Lawmakers and the Courts, have in essence continued to view disabled people as a burden, while being careful not to be explicit about it. Issues of racism or ethnic or religious identity is seen in serious terms (as it should be). Disability however, is seen as a “solved problem” by many in society today. In fact the final solution (pun intended) is assisted suicide or "titrated" care. Surprisingly, it has become increasingly rampant in the ostensibly “liberal” community. One expects very little if any, from the conservatives as they have always couched it in terms of personal responsibility under the covenant of a GOD(!)etc. The current economic contraction will certainly expose us to a new compassion as opposed to the “compassionate conservatism” of neo conservatives like George W. Bush. Wars are profitable we are not. We wont even fit in those uniforms.
Dear Anonymous -
Very sorry to read of your very difficult circumstances. I thank God for your life, your contributions to society, your 'hidden' blessings to family, friends, colleagues, right up to this very moment and for all of your natural life.
As a conservative, from whom you 'expect very little if any[thing],' I can't help but refocus your attention on the alarm bells being rung so loudly and clearly - on your behalf and that of everyone like you - by the Dr. Mosterts and the Regent Universitys and the Wesley Smiths and the Terri Schindler Schiavo Foundations and the Euthanasia Prevention Coalitions and the millions of others of us conservatives who not only want your life protected until its very last natural moment but who are financially supporting the myriad PRIVATE organizations dedicated to defending your right to life, finding cures for your disabilities and standing ready to care for you when you can no longer care for yourself.
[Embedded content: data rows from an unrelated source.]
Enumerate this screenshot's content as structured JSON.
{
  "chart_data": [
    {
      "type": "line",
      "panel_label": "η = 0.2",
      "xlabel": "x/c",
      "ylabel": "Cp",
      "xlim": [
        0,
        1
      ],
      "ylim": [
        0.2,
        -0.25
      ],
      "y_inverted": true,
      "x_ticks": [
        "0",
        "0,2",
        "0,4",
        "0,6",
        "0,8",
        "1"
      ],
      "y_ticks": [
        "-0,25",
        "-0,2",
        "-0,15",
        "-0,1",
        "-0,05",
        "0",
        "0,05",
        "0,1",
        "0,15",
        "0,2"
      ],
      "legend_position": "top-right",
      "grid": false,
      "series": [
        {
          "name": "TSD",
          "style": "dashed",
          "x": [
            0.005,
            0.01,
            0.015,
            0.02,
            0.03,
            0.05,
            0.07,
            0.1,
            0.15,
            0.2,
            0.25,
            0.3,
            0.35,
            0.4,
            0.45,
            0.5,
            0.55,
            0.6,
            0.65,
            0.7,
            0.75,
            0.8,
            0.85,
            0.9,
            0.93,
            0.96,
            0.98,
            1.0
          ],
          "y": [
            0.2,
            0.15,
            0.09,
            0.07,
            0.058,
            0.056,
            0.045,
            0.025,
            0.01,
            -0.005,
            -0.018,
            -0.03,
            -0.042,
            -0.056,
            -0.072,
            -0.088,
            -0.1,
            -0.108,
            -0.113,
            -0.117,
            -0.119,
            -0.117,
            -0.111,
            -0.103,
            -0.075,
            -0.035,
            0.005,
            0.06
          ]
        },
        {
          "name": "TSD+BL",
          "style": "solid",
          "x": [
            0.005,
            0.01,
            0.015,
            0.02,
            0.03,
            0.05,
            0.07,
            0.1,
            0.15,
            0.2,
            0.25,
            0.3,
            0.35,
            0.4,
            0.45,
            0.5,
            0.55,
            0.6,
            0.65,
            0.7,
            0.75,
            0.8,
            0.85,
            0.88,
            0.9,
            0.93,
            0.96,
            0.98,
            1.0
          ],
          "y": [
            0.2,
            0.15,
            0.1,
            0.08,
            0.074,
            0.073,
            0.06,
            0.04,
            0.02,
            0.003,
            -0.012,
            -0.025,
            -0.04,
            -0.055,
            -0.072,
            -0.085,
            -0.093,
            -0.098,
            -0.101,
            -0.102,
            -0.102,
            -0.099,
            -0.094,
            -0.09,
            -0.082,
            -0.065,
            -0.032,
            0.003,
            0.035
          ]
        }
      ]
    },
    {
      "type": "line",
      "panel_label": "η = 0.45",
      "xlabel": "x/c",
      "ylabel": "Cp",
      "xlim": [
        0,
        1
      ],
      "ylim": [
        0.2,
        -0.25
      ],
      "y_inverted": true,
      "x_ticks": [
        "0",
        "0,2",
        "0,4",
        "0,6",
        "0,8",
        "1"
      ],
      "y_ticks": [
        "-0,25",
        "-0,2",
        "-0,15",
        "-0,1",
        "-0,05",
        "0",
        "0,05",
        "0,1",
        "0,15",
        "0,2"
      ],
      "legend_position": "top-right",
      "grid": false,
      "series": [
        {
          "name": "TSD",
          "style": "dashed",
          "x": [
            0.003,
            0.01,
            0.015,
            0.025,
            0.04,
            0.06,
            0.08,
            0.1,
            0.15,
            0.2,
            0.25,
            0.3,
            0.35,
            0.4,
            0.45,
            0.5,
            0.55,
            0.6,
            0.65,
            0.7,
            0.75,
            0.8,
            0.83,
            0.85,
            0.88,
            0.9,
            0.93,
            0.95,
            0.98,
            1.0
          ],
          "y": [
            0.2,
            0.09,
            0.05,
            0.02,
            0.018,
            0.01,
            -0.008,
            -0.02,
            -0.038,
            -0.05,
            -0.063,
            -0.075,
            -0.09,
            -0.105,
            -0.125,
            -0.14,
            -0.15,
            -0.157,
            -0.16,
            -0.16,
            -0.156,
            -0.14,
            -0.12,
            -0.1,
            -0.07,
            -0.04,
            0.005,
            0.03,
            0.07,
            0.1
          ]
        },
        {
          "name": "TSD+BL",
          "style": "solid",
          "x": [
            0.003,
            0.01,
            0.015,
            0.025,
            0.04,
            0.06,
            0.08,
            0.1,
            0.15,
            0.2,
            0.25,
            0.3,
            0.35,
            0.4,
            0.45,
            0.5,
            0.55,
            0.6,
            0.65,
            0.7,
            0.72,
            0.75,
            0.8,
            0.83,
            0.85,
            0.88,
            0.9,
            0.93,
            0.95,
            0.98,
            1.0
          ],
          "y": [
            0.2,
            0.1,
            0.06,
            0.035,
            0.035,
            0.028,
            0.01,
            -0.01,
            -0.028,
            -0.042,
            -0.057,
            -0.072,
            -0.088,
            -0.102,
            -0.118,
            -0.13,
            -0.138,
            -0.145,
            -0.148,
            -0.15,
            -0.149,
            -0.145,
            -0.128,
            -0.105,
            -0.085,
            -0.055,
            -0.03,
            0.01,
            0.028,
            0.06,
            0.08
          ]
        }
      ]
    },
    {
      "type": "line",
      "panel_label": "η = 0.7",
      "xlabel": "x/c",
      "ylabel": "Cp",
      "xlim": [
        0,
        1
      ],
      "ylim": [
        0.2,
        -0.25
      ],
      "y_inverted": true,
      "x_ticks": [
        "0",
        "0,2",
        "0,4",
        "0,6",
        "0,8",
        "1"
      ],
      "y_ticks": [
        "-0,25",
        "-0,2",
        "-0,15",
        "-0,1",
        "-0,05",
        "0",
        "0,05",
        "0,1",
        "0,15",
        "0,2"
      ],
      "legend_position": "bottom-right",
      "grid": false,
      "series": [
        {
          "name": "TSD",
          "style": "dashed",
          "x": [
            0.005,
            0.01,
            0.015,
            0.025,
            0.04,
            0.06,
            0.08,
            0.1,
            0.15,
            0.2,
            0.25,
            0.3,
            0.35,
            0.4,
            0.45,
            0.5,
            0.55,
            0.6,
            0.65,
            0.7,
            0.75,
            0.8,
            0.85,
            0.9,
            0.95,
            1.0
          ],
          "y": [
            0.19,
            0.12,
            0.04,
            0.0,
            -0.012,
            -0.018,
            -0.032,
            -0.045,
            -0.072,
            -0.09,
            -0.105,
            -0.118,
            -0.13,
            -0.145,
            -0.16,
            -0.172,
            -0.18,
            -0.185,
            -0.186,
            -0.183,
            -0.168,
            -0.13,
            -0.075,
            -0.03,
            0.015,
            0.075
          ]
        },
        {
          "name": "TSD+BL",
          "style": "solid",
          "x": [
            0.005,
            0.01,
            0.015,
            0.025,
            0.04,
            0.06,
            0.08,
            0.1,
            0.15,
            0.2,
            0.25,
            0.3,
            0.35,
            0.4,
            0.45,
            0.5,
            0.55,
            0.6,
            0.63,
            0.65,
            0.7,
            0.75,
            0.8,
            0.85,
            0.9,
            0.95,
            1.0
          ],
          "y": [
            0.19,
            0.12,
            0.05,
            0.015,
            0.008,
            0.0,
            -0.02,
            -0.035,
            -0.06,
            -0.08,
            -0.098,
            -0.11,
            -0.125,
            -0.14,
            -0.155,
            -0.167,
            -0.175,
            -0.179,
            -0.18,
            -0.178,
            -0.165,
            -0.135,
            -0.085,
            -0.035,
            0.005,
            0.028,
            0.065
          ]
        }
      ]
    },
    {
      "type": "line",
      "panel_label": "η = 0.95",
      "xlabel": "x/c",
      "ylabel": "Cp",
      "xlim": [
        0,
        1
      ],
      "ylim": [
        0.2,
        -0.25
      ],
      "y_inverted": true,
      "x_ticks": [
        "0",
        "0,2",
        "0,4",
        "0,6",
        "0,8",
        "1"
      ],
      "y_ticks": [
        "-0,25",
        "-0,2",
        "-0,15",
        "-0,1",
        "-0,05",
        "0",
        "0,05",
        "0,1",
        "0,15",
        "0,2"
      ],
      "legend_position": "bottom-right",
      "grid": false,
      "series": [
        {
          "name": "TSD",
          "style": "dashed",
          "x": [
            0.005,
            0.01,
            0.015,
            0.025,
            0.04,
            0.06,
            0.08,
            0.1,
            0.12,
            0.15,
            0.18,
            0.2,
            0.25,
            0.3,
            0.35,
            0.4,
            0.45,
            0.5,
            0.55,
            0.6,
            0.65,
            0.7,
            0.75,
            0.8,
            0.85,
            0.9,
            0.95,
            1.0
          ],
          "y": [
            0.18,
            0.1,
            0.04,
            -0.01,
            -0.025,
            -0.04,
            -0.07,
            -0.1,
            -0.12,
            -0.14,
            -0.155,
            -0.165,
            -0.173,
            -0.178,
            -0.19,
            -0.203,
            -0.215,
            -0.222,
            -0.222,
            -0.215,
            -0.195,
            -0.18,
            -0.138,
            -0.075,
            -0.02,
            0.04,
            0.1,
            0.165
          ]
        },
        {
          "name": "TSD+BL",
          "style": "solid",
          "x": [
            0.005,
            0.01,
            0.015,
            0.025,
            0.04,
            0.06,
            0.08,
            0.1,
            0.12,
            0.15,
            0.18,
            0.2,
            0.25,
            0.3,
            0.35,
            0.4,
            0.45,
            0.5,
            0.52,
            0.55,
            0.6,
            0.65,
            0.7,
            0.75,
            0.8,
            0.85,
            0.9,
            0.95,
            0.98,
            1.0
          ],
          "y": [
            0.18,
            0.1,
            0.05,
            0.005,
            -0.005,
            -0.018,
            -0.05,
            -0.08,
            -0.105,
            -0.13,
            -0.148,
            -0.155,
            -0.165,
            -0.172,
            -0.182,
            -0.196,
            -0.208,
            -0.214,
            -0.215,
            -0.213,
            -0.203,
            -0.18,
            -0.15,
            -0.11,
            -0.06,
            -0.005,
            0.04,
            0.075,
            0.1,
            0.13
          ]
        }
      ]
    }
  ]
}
Those in the 'ostensibly liberal community' whom you say are now 'surprising' you with their support for assisted suicide and 'titrated care' should be coming as no surprise at all. Theirs has always been a 'government' solution to your problems, which has been historically certain to betray you - and all of us - as soon as 'government' comes into the hands of those unmoved by Christian principles of human dignity and worth, regardless of capability, those bent on aggragating to themselves as much power as they can [always for the 'benefit' of those who are far less capable than they], and those who decide that 'government's' money is better spent elsewhere.
In the meantime, they have confiscated so much of my 'conservative' money in taxes -to be spent on what they think more important than your life and dignity - that I am no longer able to support those private organizations that were working so hard to defend and assist you.
The trouble is we have a one party "corporate" government. Progressives (old fashioned liberals in the literal sense, --Republicans and Democrats)are virtually gone. Endless wars with billions spent on no bid contracts for the select few, has nothing to do with true conservatism of the Eisenhower type. He warned us about the Pentagon and it is now eating 700 odd Billion dollars every year and cant even account for it properly. I have nothing against religion (I am a secular humanist and atheist) but believe Government should be involved in this matter rather than organizations which can get limited by funds or get taken over by dogma of any kind. Good elected government can be neutral and be held accountable. We have chosen to "corporatize" them with lobby groups. Time for campaign finance reform from the ground up at the local level. Citizens are too apathetic in this country. The entire tax code should be revamped to reflect progressivism and compassion.
Have you ever heard of the New World Order?